3. AAPC's rule applies retroactively.
When Congress amended the Act in 2015, it wanted to allow robocalls to collect government debt but ban other robocalls. In AAPC, the Court held that this combination of aims violates the First Amendment. If it violated the First Amendment in 2020, then it has violated the First Amendment since 2015. So Congress's ideal version of the Act was void from the start. It never became law.
Instead, some fallback rule kicked in right away. To cure the content discrimination, either the exception was void (so the Act covered all robocalls) or the exception became the rule (so it covered none). The Act has a severability clause. Thus, the AAPC plurality reasoned, Congress had picked the first rule. 140 S. Ct. at 2352.
AAPC addressed only what the Act means going forward. But if the exception was void the day it was passed, and Congress's fallback rule was to nix it, then it never took effect. As Justice Kavanaugh put it, the exception was " 'not law' at all." 140 S. Ct. at 2351 n.8 (quoting Marbury, 5 U.S. at 177). If Navient relied on the government-debt exception, it made a mistake. Because the Constitution trumps the Act, the Act never had a valid exception. This Court erred in granting partial summary judgment.
Judge Bibas then went on to explain why the Due Process Clause didn't forbid liability, and also why the Court's decisions about retroactive criminal liability had not yet been extended to civil cases. And as to the AAPC plurality opinion:
C. To follow the AAPC plurality, I would need to overhaul the law
The AAPC plurality thought that government-debt collectors would avoid all liability. But I do not see how. In a footnote, Justice Kavanaugh wrote that "no one should be penalized or held liable for making robocalls to collect government debt after the effective date of the 2015 government-debt exception and before … th[at] case." AAPC, 140 S. Ct. at 2355 n.12 (emphasis added). To follow the second half of this dictum, I would need to either treat AAPC like legislation or extend Bouie to free-speech cases. Either would be a stretch. Plus, "a holding that shields only government-debt collection callers from past liability … would wind up endorsing the very same kind of content discrimination [that AAPC] s[ought] to eliminate." Id. at 2366 (Gorsuch, J.). The Supreme Court could reasonably extend Bouie to shield speakers, but I will not.

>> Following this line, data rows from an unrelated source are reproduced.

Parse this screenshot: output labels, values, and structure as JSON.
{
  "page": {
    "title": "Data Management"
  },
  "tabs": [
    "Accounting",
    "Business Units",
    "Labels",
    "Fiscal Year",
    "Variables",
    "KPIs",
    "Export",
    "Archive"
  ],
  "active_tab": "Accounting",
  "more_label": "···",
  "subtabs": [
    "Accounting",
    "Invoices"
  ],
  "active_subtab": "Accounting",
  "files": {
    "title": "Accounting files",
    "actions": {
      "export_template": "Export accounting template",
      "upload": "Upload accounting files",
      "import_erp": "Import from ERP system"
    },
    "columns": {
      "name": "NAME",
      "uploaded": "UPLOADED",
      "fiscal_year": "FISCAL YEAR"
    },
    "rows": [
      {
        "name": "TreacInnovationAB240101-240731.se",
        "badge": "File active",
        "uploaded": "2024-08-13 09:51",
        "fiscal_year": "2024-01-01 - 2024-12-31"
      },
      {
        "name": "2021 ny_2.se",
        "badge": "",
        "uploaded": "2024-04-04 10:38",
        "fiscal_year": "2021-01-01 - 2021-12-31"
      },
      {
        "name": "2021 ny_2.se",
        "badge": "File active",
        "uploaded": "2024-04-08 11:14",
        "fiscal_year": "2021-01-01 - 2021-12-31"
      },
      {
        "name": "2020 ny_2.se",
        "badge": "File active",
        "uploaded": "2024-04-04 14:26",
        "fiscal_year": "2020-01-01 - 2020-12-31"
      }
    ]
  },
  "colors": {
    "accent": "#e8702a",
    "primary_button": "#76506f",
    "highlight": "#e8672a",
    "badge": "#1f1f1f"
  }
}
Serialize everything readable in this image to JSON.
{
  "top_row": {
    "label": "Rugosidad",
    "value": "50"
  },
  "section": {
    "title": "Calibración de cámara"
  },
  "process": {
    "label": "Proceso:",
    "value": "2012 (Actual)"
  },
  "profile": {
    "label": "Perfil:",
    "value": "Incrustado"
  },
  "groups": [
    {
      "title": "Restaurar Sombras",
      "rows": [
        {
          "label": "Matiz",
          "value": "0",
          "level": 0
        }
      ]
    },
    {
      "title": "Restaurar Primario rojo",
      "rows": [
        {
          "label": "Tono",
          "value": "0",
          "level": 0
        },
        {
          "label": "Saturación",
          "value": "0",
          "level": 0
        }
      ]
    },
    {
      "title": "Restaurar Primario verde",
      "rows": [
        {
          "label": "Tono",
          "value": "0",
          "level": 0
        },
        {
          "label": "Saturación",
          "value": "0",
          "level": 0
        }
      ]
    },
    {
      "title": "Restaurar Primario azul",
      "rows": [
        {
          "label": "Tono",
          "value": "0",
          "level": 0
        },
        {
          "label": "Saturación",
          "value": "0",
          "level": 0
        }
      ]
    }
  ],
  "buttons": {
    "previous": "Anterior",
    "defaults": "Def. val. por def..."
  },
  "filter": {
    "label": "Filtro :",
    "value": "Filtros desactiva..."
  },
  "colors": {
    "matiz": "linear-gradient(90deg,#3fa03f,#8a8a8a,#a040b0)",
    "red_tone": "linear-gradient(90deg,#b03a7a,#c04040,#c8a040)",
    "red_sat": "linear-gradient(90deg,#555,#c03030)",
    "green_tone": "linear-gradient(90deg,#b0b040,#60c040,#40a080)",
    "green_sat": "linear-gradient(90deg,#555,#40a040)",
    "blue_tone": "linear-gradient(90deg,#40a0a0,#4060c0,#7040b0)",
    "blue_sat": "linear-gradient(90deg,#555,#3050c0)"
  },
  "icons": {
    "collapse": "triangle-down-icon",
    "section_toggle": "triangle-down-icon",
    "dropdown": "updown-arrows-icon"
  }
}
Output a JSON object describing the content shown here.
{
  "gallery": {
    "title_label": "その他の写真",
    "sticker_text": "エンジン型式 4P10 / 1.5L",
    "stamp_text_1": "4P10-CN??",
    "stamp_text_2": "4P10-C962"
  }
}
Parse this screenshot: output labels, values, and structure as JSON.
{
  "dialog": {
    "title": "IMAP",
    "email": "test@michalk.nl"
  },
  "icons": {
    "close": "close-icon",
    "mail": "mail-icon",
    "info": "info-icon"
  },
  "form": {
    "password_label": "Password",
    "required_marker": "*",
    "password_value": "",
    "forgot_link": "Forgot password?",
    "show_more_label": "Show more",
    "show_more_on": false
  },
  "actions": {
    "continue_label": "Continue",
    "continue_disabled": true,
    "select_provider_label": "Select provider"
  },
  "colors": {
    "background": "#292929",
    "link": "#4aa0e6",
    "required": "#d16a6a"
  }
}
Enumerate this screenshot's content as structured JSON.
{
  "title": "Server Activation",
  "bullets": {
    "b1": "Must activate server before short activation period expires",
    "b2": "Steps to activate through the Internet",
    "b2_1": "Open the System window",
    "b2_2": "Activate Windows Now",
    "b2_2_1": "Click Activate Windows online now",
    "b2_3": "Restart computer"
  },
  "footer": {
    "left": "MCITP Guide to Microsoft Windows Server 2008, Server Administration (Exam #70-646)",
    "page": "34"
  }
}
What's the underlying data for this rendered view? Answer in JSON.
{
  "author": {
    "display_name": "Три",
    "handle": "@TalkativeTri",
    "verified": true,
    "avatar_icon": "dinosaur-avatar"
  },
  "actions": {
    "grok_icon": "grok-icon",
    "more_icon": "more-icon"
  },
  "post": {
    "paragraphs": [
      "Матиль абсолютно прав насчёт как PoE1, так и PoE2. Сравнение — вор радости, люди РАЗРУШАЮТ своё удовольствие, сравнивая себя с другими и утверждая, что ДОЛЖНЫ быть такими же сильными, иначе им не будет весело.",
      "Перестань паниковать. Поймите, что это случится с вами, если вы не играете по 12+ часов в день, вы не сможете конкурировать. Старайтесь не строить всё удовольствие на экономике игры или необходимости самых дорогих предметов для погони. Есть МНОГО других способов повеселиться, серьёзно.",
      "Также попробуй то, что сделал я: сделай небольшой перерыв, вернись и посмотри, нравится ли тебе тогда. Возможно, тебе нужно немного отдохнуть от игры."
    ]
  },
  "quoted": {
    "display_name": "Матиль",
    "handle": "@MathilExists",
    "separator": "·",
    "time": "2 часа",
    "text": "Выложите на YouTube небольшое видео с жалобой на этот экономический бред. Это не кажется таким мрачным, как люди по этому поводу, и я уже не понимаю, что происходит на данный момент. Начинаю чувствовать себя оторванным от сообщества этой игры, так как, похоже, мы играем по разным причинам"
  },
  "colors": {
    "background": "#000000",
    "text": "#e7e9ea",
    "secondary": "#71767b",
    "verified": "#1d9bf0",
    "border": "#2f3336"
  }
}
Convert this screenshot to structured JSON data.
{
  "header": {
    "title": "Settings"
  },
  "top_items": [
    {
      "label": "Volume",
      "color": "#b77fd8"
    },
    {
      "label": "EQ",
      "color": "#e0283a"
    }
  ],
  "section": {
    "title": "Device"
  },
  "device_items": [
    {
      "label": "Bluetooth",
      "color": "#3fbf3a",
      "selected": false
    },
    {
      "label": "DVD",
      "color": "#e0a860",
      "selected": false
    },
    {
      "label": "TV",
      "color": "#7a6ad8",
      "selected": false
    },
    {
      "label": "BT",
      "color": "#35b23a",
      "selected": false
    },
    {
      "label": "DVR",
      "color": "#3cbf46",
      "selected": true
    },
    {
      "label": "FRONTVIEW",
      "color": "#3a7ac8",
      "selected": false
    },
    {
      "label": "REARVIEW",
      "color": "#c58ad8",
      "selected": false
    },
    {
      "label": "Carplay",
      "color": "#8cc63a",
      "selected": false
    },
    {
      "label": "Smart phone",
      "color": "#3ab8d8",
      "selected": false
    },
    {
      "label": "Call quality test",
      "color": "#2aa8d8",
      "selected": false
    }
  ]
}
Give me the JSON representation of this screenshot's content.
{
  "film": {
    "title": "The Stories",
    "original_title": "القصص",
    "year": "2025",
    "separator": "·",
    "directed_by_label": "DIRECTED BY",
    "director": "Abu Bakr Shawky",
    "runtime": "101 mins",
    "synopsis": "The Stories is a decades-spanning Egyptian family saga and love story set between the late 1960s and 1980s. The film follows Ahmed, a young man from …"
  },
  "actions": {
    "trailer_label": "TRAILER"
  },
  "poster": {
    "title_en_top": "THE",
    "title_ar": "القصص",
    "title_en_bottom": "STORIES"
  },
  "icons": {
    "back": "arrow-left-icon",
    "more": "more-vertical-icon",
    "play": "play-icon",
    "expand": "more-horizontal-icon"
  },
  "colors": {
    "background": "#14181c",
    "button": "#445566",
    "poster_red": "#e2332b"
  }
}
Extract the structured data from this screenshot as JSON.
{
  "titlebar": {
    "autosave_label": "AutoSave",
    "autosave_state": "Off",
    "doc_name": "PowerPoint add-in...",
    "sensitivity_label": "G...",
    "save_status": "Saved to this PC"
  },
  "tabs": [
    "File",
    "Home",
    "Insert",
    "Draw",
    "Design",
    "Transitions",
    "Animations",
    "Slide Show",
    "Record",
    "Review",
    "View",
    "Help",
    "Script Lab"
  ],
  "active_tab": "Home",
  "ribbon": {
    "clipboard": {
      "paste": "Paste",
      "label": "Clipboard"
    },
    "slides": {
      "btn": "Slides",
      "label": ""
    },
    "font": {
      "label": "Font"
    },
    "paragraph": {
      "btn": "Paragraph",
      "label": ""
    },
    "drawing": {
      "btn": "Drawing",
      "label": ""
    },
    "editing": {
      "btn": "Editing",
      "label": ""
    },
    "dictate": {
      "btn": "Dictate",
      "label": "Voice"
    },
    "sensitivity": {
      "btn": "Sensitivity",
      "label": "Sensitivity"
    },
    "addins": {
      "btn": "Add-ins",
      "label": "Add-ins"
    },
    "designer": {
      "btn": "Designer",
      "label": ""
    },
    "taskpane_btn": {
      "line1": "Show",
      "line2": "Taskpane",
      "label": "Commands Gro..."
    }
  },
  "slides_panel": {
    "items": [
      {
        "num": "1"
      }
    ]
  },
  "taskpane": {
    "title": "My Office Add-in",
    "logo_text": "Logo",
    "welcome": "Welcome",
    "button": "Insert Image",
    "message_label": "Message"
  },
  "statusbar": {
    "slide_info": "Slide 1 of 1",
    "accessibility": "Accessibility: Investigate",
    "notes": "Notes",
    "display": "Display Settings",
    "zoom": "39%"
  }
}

Finally, Judge Bibas then went on to make an interesting distinction, concluding that punitive damages would be unavailable, because retroactive punishment—as distinct from retroactive liability—raised a different set of issues.
Now Judge Bibas's opinion is limited to applying current Supreme Court precedent (not including the plurality opinion, which Judge Bibas rightly seems to assume is not binding). But this analysis is sufficiently thoughtful and persuasive that I wouldn't be surprised to see it having some influence even when the Justices next have to return to considering these issues.